Ağrı’dan Ankara’ya gelen ve pazarcılık yaparak geçimini sağlayan İsrafil Ertek (40), iktidarın değişmesi gerektiğini vurguladı. Sistemin değişmesi gerektiğini vurgulayan Ertek, “300 TL yevmiye alıyorum. Çocuğumu bin 400 kilometre ötede bırakmışım ama bize yetmiyor. Bazıları gözünü kapatıyor ‘ekonomi çok iyi’ diyor. Gelsin bana geçimi öğretsin. Nasıl geçiniyor bu adam? Ben pazarın içindeyim geçinemiyorum. Bu nasıl geçiniyor demek ki tepede dayısı var” dedi.
 
‘ÇÖZÜM TEK ADAM REJİMİNİN SONLANMASI’
 
Esnaf ve yurttaşın belirttiği sorunları bir de uzmanına sorduk. Ekonomist Mustafa Altıntaş, yaşanan gıda krizinin nedeninin “tedarik sistemi ile üretimdeki daralma” olduğunu belirtti. Gıda krizinin çözümünün “tek adam” yönetiminin sonlanması olduğunu söyleyen Altıntaş, “Girdilerin üretim planlanması yapılmalı. Bunların kazanç-kar üretiminden vazgeçilerek, girdi fiyatlarında kararlılık verilmelidir.

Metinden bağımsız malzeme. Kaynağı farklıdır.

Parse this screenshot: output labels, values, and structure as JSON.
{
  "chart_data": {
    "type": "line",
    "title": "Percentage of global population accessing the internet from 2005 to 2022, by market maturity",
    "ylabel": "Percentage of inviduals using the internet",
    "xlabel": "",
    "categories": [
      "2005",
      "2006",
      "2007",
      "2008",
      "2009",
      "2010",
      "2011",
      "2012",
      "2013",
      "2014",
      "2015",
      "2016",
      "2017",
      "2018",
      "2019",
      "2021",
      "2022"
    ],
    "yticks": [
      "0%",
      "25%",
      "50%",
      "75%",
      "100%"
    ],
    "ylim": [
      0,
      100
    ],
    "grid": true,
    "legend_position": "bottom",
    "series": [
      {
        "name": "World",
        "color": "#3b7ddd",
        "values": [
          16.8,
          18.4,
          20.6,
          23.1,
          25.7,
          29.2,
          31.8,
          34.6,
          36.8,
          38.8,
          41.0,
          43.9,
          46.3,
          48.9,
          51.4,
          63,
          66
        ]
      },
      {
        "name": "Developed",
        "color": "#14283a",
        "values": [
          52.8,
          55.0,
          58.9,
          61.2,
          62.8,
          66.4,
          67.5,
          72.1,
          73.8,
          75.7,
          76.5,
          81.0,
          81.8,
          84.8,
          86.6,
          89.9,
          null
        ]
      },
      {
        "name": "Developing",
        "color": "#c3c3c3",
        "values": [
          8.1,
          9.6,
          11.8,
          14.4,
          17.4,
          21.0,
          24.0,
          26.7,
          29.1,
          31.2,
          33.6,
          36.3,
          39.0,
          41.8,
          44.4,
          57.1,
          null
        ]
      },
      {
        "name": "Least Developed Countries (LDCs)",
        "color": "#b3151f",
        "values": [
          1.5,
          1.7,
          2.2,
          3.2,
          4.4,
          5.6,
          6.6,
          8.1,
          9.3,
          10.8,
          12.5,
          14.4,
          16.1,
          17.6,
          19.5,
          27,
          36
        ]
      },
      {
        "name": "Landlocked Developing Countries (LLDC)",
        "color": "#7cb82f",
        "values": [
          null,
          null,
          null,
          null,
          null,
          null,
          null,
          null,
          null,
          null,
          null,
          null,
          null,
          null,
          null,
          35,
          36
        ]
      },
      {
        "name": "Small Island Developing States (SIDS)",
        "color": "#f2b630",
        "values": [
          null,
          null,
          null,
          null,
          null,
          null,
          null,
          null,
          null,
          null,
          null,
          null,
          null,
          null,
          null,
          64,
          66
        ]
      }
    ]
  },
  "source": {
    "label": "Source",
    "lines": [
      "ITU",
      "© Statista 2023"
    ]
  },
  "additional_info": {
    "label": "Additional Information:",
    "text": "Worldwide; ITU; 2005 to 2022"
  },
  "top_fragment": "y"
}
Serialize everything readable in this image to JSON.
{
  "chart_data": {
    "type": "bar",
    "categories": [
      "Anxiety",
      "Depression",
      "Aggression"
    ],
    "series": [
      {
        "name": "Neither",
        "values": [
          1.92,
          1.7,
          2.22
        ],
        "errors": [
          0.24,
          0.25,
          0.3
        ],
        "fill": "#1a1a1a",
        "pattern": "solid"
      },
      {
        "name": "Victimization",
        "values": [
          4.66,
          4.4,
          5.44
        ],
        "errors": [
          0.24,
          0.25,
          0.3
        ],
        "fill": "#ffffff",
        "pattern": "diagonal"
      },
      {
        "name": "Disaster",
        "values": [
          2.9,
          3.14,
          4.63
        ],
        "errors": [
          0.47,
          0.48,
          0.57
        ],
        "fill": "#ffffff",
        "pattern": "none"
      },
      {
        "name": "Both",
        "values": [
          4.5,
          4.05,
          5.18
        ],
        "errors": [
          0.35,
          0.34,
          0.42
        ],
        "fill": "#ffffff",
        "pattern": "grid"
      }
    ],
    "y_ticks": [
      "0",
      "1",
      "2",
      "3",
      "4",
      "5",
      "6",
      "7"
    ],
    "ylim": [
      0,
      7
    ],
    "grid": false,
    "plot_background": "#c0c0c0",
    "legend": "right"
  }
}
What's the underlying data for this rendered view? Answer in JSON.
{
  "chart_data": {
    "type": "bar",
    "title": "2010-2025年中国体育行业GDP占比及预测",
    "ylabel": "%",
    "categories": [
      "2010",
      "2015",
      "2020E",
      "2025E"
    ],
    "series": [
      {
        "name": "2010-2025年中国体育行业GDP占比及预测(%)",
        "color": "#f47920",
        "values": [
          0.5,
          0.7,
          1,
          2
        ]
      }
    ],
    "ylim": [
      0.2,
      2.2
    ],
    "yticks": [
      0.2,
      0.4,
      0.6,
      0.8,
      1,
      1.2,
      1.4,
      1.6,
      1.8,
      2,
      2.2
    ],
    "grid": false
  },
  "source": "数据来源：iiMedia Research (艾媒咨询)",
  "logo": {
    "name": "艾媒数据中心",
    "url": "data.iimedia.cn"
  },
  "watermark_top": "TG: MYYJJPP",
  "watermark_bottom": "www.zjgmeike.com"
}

Bu krizden çıkmanın bir diğer koşulu ise yağma, yalan, talandan uzak, hukuk devletinin yeniden yapılanması, sosyal devletin yeniden kurumsallaştırılarak, savurganlıktan vazgeçilmesi, tasarrufun saraydan başlatılması gerekmektedir” ifadelerini kullandı. 
 
‘SAVUNMA BÜTÇESİ AZALTILMALI’
 
 “Sadaka ekonomisinin yerini, sosyal devlet almalıdır” diyen Altıntaş, şöyle devam etti: “Dolaylı vergilerin toplam kamu gelirleri içindeki ağırlığı azaltılmalı. Az kazanandan çok, çok kazanandan az vergi alımından vazgeçilmelidir. Yurtta barış, bölgede barış, dünyada barış ilkesinden sapılmayarak, savunma harcamaları ve dinbazlık harcamaları azaltılmalı. Askerlik görevi, yoksulların üzerine yıkılmasından vazgeçilerek, eşitlik hiç olmazsa bu alanda sağlanmalıdır.”